Zudem bedarf es, um die Annahme einer verdeckten Einlage auszuschließen, nicht eines Leistungsaustausches im engeren Sinne eines typischen schuldrechtlichen Vertrages. Es genügt vielmehr, dass nach der Eigenart der Beziehungen der Beteiligten auch ein Nichtgesellschafter die Leistung erbracht hätte (zum Ganzen Urteil des Bundesfinanzhofes - BFH - vom 09. März 1983 - I R 182/78, Bundessteuerblatt - BStBl. - II 1983, 744, unter 1.a) der Gründe; ebenso FG des Landes Brandenburg, Urteil vom 19. September 2001 - 2 K 1874/98 K, F, Entscheidungen der Finanzgerichte - EFG - 2001, 1487). Diese Grundsätze gelten auch dann, wenn der Gesellschafter oder die nahestehende Person kein Unternehmer ist. In diesem Fall kommt es darauf an, ob der Gesellschafter, wenn er Unternehmer wäre, bei Anwendung der Sorgfalt eines ordentlichen Kaufmannes der Gesellschaft den Vermögensvorteil eingeräumt hätte. Das ist z.B. dann der Fall, wenn die Kapitalgesellschaft im Interesse des Gesellschafters tätig ist, indem sie dessen betriebliche oder sonstige nichtgesellschaftlichen Belange fördert (BFH in BStBl. II 1983, 744, unter 1.b) der Gründe; ebenso FG München, Urteil vom 10. Februar 1997 - 7 K 2018/92, [...]).

bb) Danach war bei Würdigung aller Umstände des Einzelfalles die Übertragung des Eigentums an dem betreffenden Grundstück hier nicht durch das Gesellschaftsverhältnis veranlasst.
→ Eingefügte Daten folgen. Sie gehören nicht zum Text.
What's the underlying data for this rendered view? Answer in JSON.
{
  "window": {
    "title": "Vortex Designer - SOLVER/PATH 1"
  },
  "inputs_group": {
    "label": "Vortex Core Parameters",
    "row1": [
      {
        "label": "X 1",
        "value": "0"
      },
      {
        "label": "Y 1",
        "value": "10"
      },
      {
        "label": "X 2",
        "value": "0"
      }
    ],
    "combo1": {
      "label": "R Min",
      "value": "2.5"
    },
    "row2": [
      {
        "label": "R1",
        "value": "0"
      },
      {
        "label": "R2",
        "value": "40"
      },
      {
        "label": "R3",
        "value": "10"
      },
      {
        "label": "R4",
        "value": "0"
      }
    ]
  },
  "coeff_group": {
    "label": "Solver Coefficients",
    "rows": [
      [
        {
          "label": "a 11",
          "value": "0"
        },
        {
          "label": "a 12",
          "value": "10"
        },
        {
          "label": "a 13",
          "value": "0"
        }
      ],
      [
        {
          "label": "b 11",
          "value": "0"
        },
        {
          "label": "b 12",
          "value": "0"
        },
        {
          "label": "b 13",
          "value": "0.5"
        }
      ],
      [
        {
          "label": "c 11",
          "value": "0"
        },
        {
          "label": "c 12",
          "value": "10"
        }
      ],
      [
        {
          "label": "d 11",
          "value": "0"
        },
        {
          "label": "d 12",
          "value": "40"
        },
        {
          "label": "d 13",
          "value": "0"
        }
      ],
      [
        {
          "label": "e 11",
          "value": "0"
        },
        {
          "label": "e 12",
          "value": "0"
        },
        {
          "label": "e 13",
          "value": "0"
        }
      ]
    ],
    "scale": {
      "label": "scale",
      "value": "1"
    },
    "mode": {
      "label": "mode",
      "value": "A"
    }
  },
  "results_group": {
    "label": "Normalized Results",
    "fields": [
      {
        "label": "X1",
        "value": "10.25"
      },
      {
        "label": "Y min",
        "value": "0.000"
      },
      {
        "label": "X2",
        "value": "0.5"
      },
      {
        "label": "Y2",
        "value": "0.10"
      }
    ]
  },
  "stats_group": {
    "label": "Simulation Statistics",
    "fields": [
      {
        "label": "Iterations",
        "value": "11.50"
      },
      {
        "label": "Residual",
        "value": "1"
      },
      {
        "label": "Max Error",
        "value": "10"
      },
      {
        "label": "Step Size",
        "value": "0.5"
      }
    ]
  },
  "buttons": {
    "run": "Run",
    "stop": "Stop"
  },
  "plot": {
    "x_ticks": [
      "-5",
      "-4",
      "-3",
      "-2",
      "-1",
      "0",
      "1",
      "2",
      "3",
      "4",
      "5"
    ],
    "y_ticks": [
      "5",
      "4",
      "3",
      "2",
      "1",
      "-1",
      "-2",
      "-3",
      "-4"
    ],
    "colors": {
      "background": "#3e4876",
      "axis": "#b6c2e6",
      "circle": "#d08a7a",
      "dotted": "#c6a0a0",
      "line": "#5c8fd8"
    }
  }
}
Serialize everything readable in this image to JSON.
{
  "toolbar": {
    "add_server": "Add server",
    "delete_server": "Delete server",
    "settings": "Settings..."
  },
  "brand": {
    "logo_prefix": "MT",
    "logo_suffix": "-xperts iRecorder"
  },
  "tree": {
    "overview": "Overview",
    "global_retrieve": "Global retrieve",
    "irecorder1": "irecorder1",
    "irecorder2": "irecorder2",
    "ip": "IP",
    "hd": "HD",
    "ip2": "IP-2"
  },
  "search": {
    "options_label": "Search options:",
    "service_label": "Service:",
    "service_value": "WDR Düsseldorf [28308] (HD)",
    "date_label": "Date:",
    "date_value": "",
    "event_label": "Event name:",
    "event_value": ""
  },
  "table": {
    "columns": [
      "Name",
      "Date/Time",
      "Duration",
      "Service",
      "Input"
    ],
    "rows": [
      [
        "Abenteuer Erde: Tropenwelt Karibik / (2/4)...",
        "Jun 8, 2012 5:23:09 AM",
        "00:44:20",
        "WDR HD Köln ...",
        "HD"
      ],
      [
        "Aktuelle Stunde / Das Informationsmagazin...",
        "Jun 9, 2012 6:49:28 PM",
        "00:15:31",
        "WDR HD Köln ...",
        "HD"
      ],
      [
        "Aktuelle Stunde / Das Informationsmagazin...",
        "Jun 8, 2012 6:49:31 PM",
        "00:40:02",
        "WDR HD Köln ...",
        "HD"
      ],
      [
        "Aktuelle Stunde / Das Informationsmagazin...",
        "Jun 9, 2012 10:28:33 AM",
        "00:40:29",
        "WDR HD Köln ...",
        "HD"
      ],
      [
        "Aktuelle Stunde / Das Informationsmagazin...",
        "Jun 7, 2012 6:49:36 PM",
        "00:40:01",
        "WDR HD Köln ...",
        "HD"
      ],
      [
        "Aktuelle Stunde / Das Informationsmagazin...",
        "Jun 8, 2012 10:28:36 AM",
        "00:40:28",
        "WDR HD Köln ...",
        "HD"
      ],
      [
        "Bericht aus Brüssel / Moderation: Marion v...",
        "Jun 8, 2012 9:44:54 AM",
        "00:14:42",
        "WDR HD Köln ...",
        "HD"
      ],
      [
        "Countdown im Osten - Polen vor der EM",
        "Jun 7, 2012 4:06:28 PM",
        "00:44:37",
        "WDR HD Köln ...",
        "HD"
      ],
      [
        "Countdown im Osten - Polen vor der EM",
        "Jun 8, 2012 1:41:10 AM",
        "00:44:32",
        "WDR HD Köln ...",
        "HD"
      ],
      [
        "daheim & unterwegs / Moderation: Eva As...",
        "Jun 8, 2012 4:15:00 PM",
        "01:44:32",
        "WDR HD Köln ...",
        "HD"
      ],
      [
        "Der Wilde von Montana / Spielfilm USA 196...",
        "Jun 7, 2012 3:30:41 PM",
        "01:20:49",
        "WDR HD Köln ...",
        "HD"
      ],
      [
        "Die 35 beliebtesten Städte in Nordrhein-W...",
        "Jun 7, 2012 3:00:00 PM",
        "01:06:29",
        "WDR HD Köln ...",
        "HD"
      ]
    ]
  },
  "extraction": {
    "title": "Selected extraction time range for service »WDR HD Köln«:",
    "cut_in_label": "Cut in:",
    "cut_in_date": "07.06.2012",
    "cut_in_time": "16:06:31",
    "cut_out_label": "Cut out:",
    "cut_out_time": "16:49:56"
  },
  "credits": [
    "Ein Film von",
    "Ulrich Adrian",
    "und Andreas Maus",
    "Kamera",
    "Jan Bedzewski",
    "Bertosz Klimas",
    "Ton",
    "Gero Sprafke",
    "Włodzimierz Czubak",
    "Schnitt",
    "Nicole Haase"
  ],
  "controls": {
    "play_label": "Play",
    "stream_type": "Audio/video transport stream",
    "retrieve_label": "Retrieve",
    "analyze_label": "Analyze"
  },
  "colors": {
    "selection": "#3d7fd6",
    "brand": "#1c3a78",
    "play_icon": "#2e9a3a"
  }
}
Zum einen ist das Land D im Verhältnis zu der Gesellschafterin der Klägerin nicht ohne weiteres als nahestehende Person anzusehen. Allein der Umstand, dass das Land selbst die Gesellschafterin der Klägerin beherrschte, rechtfertigt diese Annahme nicht, denn nicht jede Leistungsbeziehung zwischen einem Land - das naturgemäß eine Vielzahl nachgeordneter Gesellschaften hat und bei diesen häufig aus ordnungspolitischen Gründen die Mehrheit der Stimmrechte haben muss - und einer solchen von dem Land beherrschten Gesellschaft begründet ein derartiges Näheverhältnis (FG des Landes Brandenburg in EFG 2001, 1487). Die Klägerin hat hier keine Umstände vorgetragen, die ein besonderes Näheverhältnis zwischen dem Land D und der Gesellschafterin der Klägerin begründen; aus dem Inhalt der Akten ergeben sich für eine solches Näheverhältnis ebenfalls keine Anhaltspunkte.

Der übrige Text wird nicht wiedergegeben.